The teen’s mom, according to court papers, said her son kept his hair short when he played basketball in seventh grade but “didn’t feel like himself.” When he entered eighth grade in 2010, he started letting it grow out. The coach warned him that he better pay a visit to the barber, but the boy shunned the clippers and protested to school administrators, who wouldn’t budge either. Weeks later, he was kicked off the team, according to the lawsuit, which accused the Greensburg school board of sex-discrimination and violating the student’s due-process rights.
“This case is not just about a haircut as the Greensburg School Corporation claims,” the lawyer for the parents had argued to the appeals court in a brief. “This case is about an infringement on a fundamental constitutional right…. This is a case about a kid who was forced to choose between the game he loves and not feeling like himself if he cut his hair.”
On Monday, the appeals panel said that while hair length isn’t a fundamental right, the haircut policy “impermissibly discriminates based on sex.”
“What we have before us is a policy that draws an explicit distinction between male and female athletes and imposes a burden on male athletes alone,” Judge Ilana D. Rovner wrote for the majority.
The judge continued, “Girls playing interscholastic basketball have the same need as boys do to keep their hair out of their eyes, to subordinate individuality to team unity, and to project a positive image. Why, then, must only members of the boys team wear their hair short?”

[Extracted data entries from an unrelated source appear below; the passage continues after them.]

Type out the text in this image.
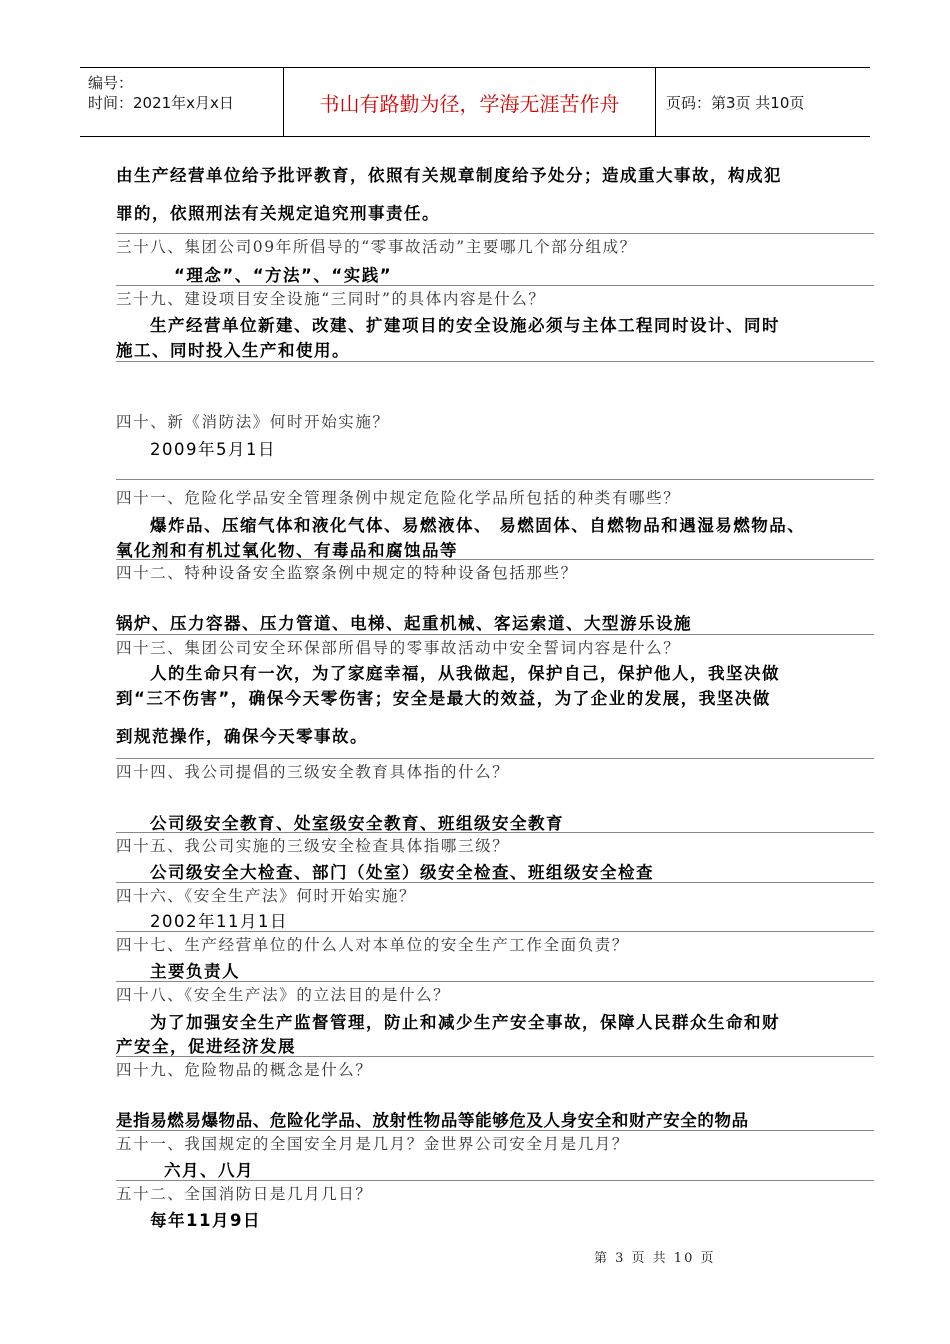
编号：
时间：2021年x月x日	书山有路勤为径，学海无涯苦作舟	页码：第3页 共10页
由生产经营单位给予批评教育，依照有关规章制度给予处分；造成重大事故，构成犯
罪的，依照刑法有关规定追究刑事责任。
三十八、集团公司09年所倡导的“零事故活动”主要哪几个部分组成？
“理念”、“方法”、“实践”
三十九、建设项目安全设施“三同时”的具体内容是什么？
生产经营单位新建、改建、扩建项目的安全设施必须与主体工程同时设计、同时
施工、同时投入生产和使用。
四十、新《消防法》何时开始实施？
2009年5月1日
四十一、危险化学品安全管理条例中规定危险化学品所包括的种类有哪些？
爆炸品、压缩气体和液化气体、易燃液体、 易燃固体、自燃物品和遇湿易燃物品、
氧化剂和有机过氧化物、有毒品和腐蚀品等
四十二、特种设备安全监察条例中规定的特种设备包括那些？
锅炉、压力容器、压力管道、电梯、起重机械、客运索道、大型游乐设施
四十三、集团公司安全环保部所倡导的零事故活动中安全誓词内容是什么？
人的生命只有一次，为了家庭幸福，从我做起，保护自己，保护他人，我坚决做
到“三不伤害”，确保今天零伤害；安全是最大的效益，为了企业的发展，我坚决做
到规范操作，确保今天零事故。
四十四、我公司提倡的三级安全教育具体指的什么？
公司级安全教育、处室级安全教育、班组级安全教育
四十五、我公司实施的三级安全检查具体指哪三级？
公司级安全大检查、部门（处室）级安全检查、班组级安全检查
四十六、《安全生产法》何时开始实施？
2002年11月1日
四十七、生产经营单位的什么人对本单位的安全生产工作全面负责？
主要负责人
四十八、《安全生产法》的立法目的是什么？
为了加强安全生产监督管理，防止和减少生产安全事故，保障人民群众生命和财
产安全，促进经济发展
四十九、危险物品的概念是什么？
是指易燃易爆物品、危险化学品、放射性物品等能够危及人身安全和财产安全的物品
五十一、我国规定的全国安全月是几月？金世界公司安全月是几月？
六月、八月
五十二、全国消防日是几月几日？
每年11月9日
第 3 页 共 10 页
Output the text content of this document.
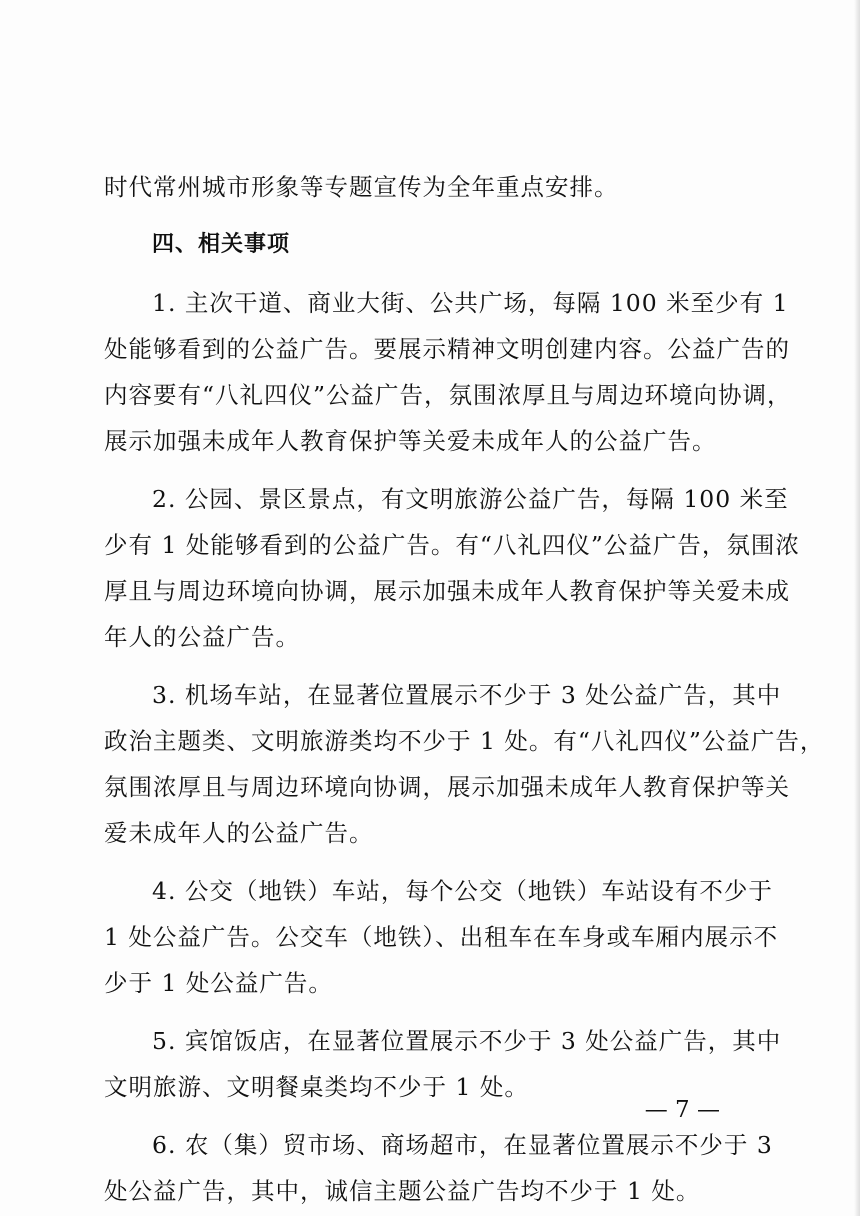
时代常州城市形象等专题宣传为全年重点安排。
四、相关事项
1. 主次干道、商业大街、公共广场，每隔 100 米至少有 1
处能够看到的公益广告。要展示精神文明创建内容。公益广告的
内容要有“八礼四仪”公益广告，氛围浓厚且与周边环境向协调，
展示加强未成年人教育保护等关爱未成年人的公益广告。
2. 公园、景区景点，有文明旅游公益广告，每隔 100 米至
少有 1 处能够看到的公益广告。有“八礼四仪”公益广告，氛围浓
厚且与周边环境向协调，展示加强未成年人教育保护等关爱未成
年人的公益广告。
3. 机场车站，在显著位置展示不少于 3 处公益广告，其中
政治主题类、文明旅游类均不少于 1 处。有“八礼四仪”公益广告，
氛围浓厚且与周边环境向协调，展示加强未成年人教育保护等关
爱未成年人的公益广告。
4. 公交（地铁）车站，每个公交（地铁）车站设有不少于
1 处公益广告。公交车（地铁）、出租车在车身或车厢内展示不
少于 1 处公益广告。
5. 宾馆饭店，在显著位置展示不少于 3 处公益广告，其中
文明旅游、文明餐桌类均不少于 1 处。
6. 农（集）贸市场、商场超市，在显著位置展示不少于 3
处公益广告，其中，诚信主题公益广告均不少于 1 处。
— 7 —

The Seventh Circuit returned the case to the trial court to decide damages.
Thomas Wheeler, an attorney representing the school board, said the majority opinion made a mistake and that he plans to ask the entire Seventh Circuit to review it. “We have the option of going to the Supreme Court,” he said.
The lawyer for the parents was unavailable for comment. The boy’s father, who was arrested this month on felony charges of forging prescriptions, couldn’t be reached for comment.
Judge Daniel A. Manion dissented, saying a grooming policy isn’t necessarily discriminatory just because the codes for girls and boys aren’t identical. “Distinction is not discrimination,” he wrote. “Requiring men, but not women, to keep their hair at a certain length has never been held to be unequally burdensome.”
Judge Manion added in a footnote that he’s not surprised that Greensburg didn’t have a hair-length requirement for girls. “Female athletes usually compete with their hair worn up in a ponytail, bun, or ‘knot top’ so that it does not obstruct their vision or get snagged or tangled during encounters such as scrambling for a loose ball or a rebound,” he wrote.